Question

Henderson-Hasselbalch: pH=pka + Log( [base]/(acid] ) 1. The value of Ka of nitrous acid (HNO2) is 4.6 x 104 M. Calculate the pH and the concentration of [H3O+] in a 0.02M aqueous solution of HNO2(aq). 2. Label conjugate acid-base pairs: HNO2(aq) + H2O → H30* + NO2 (aq) 3. What will happen to the reaction equilibrium if we increase the pressure in the reaction vessel?

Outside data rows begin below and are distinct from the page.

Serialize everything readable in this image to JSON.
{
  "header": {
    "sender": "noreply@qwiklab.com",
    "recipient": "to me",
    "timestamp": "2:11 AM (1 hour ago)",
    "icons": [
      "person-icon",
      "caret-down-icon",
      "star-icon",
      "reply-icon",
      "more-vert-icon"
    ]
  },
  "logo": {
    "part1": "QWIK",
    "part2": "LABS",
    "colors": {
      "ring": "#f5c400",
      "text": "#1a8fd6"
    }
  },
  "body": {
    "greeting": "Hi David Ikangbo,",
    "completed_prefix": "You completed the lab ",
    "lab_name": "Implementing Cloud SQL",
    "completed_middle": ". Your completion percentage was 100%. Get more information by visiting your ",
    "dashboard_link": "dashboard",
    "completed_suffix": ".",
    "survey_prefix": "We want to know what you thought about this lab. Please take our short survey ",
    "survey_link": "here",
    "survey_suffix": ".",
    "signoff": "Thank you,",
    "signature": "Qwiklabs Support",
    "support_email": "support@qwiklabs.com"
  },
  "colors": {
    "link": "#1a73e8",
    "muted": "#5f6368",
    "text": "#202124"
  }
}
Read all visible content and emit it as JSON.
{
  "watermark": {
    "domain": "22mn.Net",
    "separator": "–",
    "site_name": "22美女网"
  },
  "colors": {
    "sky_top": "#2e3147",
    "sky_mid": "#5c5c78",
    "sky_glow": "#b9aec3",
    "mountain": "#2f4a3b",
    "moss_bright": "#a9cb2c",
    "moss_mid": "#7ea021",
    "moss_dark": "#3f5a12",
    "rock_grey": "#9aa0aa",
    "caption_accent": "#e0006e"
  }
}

H2(g) + 12(e) → 2 HI(g)

Need help on questions 1-3

Answer 1

1. given Ka =4.6*10^(-4)M

[HNO2] = 0.02M

now for acid

HNO2 + H2O $\rightleftharpoons$ H3O+. + NO2-

let [H3O+] = [NO2-] =x

Ka is written as

Ka = [H3O+] [NO2-]/[HNO2] = 4.6*10^(-4) M. (given)

thus x. x /0.02 = 4.6*10^(-4)

x.x = 9.2* 10^(-6)

thus x= [H3O+] = 3.03 * 10^(-3)

now pH = - log [H3O+] = - log(3.03*10^(-3)) = 2.52

2. HNO2 +H2O  $\rightleftharpoons$ H3O+ + NO2-

here HNO2 is acid as it is lossing H+ ion in water and thus its conjugate base is NO2-.

Here H2O is acting as a base, because it is accepting a proton. thus H3O+ is its conjugate acid.

3. H2 +I2 $\rightleftharpoons$ 2HI

As pressure increases, volume decreases. then no. of moles per unit volume increases. To overcome this effect, equilibrium will shift in a direction of decreasing no. of moles.

but here no. of moles are same in both side. So here no effect of prrssure change.